Directional Message Passing on Molecular Graphs via Synthetic Coordinates
This work addresses a critical bottleneck for chemists and researchers in drug discovery by enabling advanced graph neural networks without expensive or impossible-to-obtain atomic coordinates, representing a novel method for a known limitation rather than a foundational breakthrough.
The paper tackles the problem of molecular property prediction when true atomic coordinates are unavailable by introducing synthetic coordinates derived from distance bounds and graph-based distances, enabling directional message passing and reducing error by 55% on the ZINC benchmark while achieving state-of-the-art results on ZINC and coordinate-free QM9.

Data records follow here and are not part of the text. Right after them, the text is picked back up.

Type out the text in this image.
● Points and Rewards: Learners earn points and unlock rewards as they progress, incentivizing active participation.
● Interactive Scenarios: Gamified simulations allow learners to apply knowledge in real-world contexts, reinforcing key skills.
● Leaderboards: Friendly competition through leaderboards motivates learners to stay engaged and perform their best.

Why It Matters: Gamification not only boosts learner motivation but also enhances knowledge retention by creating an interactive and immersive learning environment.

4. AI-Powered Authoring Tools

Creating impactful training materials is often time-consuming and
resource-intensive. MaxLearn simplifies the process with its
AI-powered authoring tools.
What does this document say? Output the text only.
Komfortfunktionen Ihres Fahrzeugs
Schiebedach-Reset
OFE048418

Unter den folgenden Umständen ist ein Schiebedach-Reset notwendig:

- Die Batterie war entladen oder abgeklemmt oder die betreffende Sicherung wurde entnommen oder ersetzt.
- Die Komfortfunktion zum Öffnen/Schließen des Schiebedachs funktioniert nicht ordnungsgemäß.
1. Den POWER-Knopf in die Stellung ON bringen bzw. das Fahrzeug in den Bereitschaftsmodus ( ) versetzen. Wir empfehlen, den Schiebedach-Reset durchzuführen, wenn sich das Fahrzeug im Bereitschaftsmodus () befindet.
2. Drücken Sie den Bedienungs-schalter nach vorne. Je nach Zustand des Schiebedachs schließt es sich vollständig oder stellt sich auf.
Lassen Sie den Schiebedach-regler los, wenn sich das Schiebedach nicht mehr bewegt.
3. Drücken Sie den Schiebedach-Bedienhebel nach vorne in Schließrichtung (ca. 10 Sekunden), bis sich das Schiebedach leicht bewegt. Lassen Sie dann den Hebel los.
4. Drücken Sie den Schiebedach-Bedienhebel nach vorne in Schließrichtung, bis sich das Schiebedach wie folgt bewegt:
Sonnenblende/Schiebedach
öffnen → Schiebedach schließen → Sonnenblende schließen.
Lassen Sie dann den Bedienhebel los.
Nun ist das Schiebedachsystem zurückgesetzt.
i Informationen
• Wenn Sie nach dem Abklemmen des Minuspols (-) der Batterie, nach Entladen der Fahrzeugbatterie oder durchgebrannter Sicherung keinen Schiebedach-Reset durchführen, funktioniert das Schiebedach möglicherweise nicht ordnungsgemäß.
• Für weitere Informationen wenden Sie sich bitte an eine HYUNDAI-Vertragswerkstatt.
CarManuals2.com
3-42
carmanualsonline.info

Graph neural networks that leverage coordinates via directional message passing have recently set the state of the art on multiple molecular property prediction tasks. However, they rely on atom position information that is often unavailable, and obtaining it is usually prohibitively expensive or even impossible. In this paper we propose synthetic coordinates that enable the use of advanced GNNs without requiring the true molecular configuration. We propose two distances as synthetic coordinates: Distance bounds that specify the rough range of molecular configurations, and graph-based distances using a symmetric variant of personalized PageRank. To leverage both distance and angular information we propose a method of transforming normal graph neural networks into directional MPNNs. We show that with this transformation we can reduce the error of a normal graph neural network by 55% on the ZINC benchmark. We furthermore set the state of the art on ZINC and coordinate-free QM9 by incorporating synthetic coordinates in the SMP and DimeNet++ models. Our implementation is available online.